Wednesday, 17 December 2014: 1:55 PM
Donna J Shillington, Lamont -Doherty Earth Observatory, Palisades, NY, United States, Daniel Lizarralde, Woods Hole Ocng Inst, Woods Hole, MA, United States and Steven H Harder, University of Texas at El Paso, El Paso, TX, United States
Abstract:
Some of the most important unresolved questions in plate tectonics concern the formation and rupture of continents. How does the accretion of terranes contribute to the construction of continental lithosphere, and what processes enable continental lithosphere to rupture? The South Georgia Basin was at the center of the most recent sequence of continental collision and rifting events to shape eastern North America. It is the largest of the failed Mesozoic rift basins that formed during the breakup of Pangea. It straddles the Suwannee Suture, the only well-defined remnant of the Alleghenian suture that joined North America and Gondwana, forming Pangea. The South Georgia Basin also lies at the center of the Central Atlantic Magmatic Province (CAMP).

Here we present initial results from the first phase of the SUwanee Suture and GA Rift basin (SUGAR) project, an active-source seismic refraction project to image the crustal structure across these features. During March 2014, we acquired data along a ~325-km-long, NW-SE oriented profile that crossed the Suwanne Suture and western part of South Georgia Basin, extending from north of Columbus, GA to northernmost Florida east of Jasper, FL. The profile was densely instrumented with single-channel RekTek 125A seismometers (“Texans”) spaced at ~250 m and deployed along state and country roads, yielding a total of 1193 seismometers along the profile. Thirty-three students and young scientists were involved in the deployment and recovery. The sources were 100 to 1800 lb shots spaced at ~20-50 km.

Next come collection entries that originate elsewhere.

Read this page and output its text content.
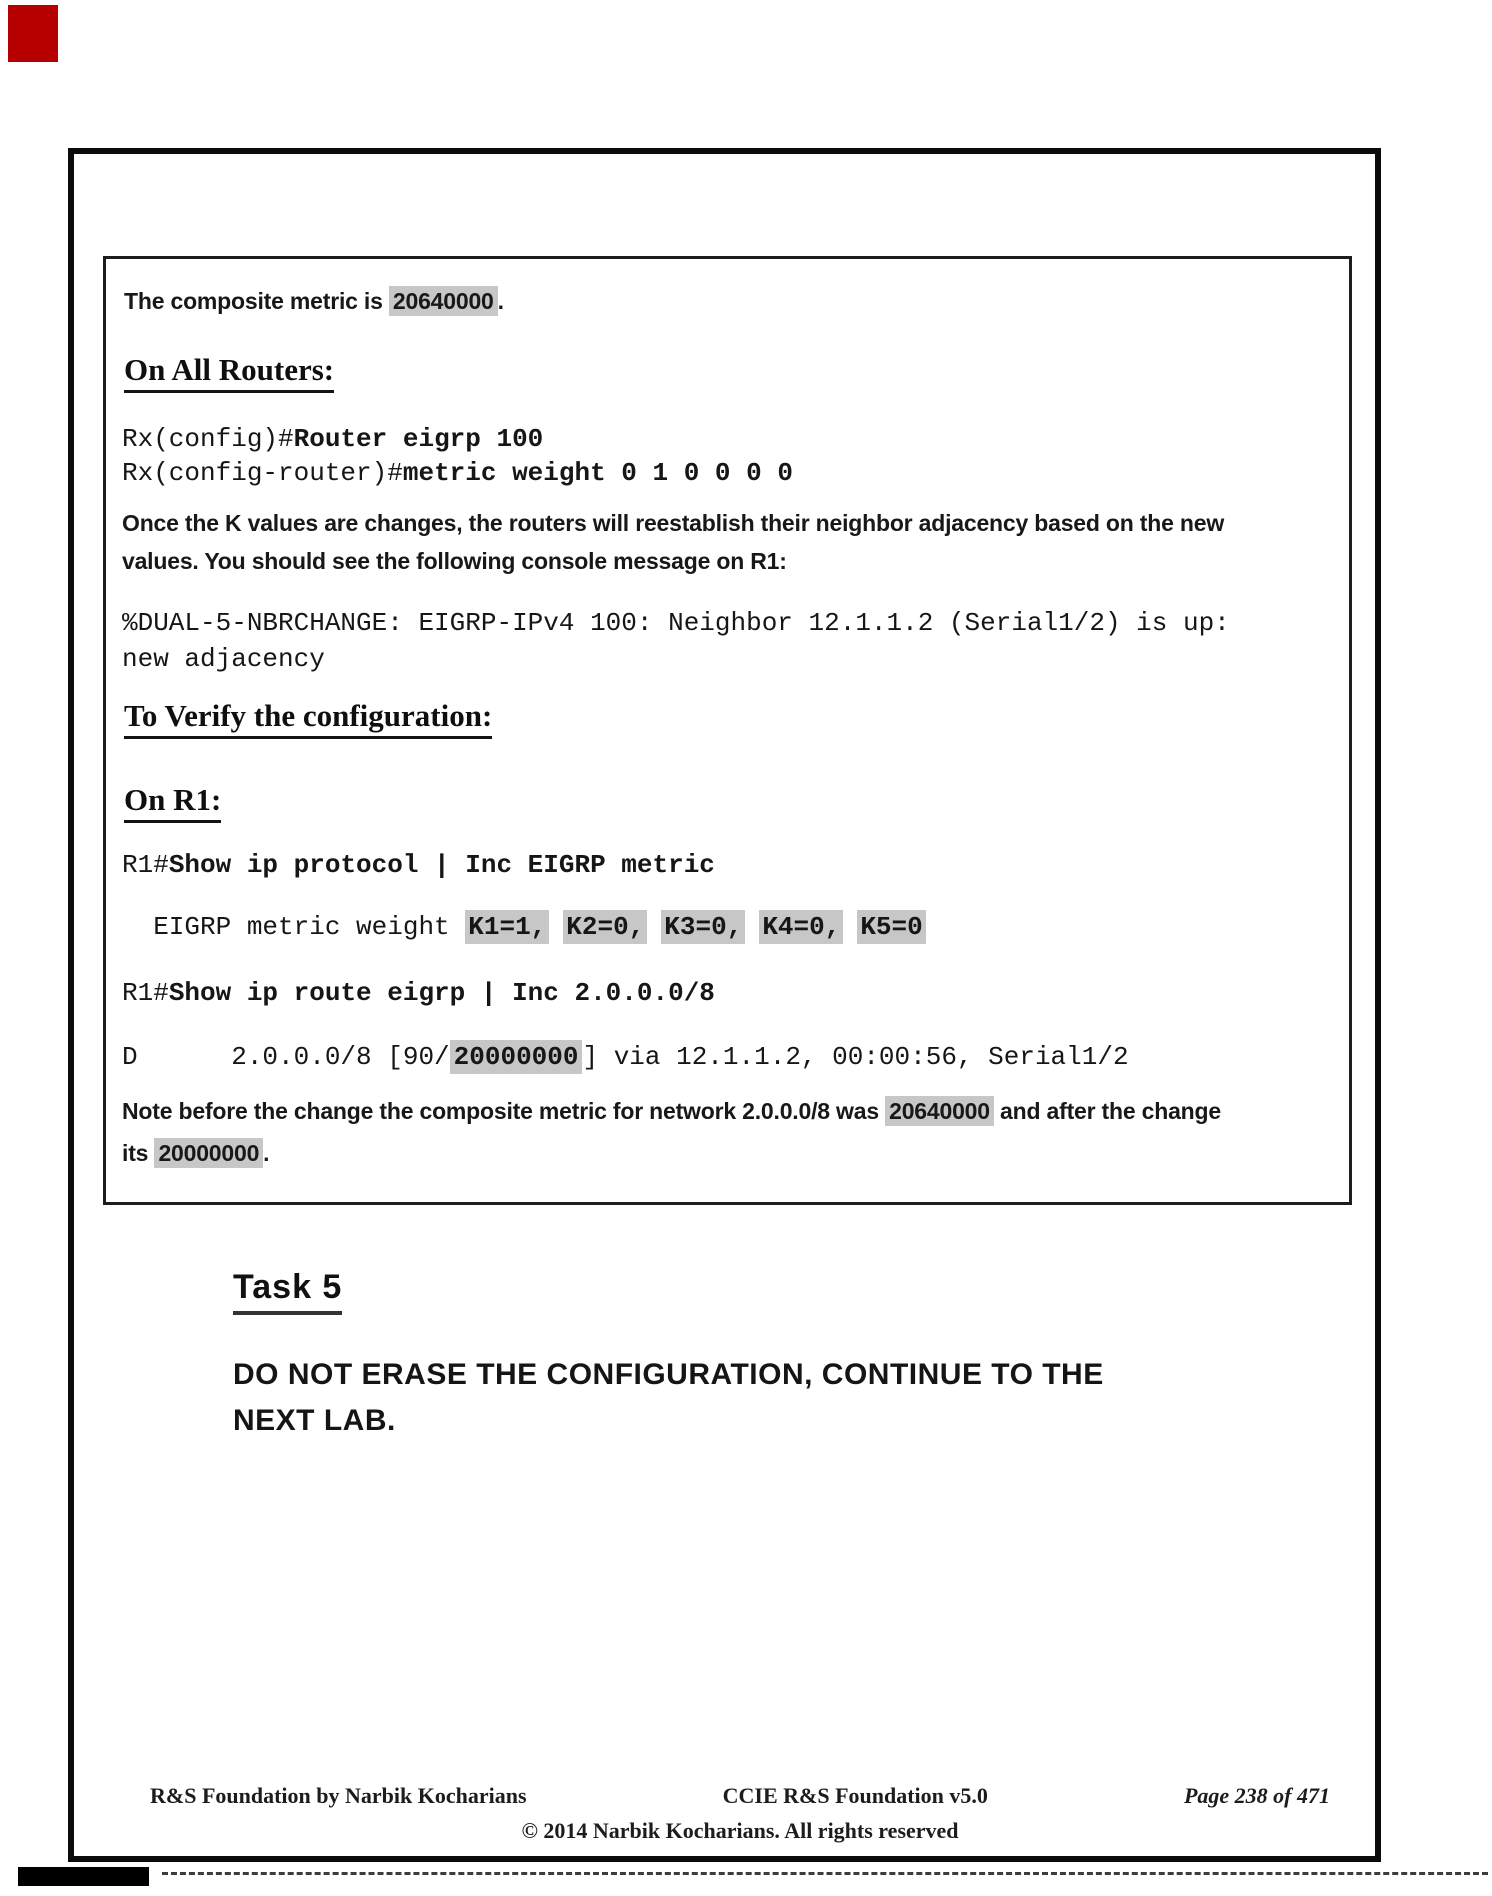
The composite metric is 20640000 .
On All Routers:
Rx(config)#Router eigrp 100
Rx(config-router)#metric weight 0 1 0 0 0 0
Once the K values are changes, the routers will reestablish their neighbor adjacency based on the new
values. You should see the following console message on R1:
%DUAL-5-NBRCHANGE: EIGRP-IPv4 100: Neighbor 12.1.1.2 (Serial1/2) is up:
new adjacency
To Verify the configuration:
On R1:
R1#Show ip protocol | Inc EIGRP metric
EIGRP metric weight K1=1, K2=0, K3=0, K4=0, K5=0
R1#Show ip route eigrp | Inc 2.0.0.0/8
D      2.0.0.0/8 [90/ 20000000 ] via 12.1.1.2, 00:00:56, Serial1/2
Note before the change the composite metric for network 2.0.0.0/8 was 20640000 and after the change
its 20000000 .
Task 5
DO NOT ERASE THE CONFIGURATION, CONTINUE TO THE
NEXT LAB.
R&S Foundation by Narbik Kocharians	CCIE R&S Foundation v5.0	Page 238 of 471
© 2014 Narbik Kocharians. All rights reserved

The data are of exceptionally high quality. On nearly all shots, we observe arrivals out to the largest shot-receiver offsets. Within the basin, refractions through the sedimentary section with apparent velocities of ~3-4 km/s are observed to maximum offsets of 7 km. Crustal refractions are observed at a wide-range of offsets with apparent velocities increasing from ~5.5 km/s to as high as ~7.25 km/s. At offsets greater than 150-180 km, first arrivals have apparent velocities > ~8 km/s, suggesting that they are turning waves through the uppermost mantle. Prominent reflections are also observed on most shotgathers. We will present initial velocity models of these data and discuss their implications for the tectonic configuration and history of this region.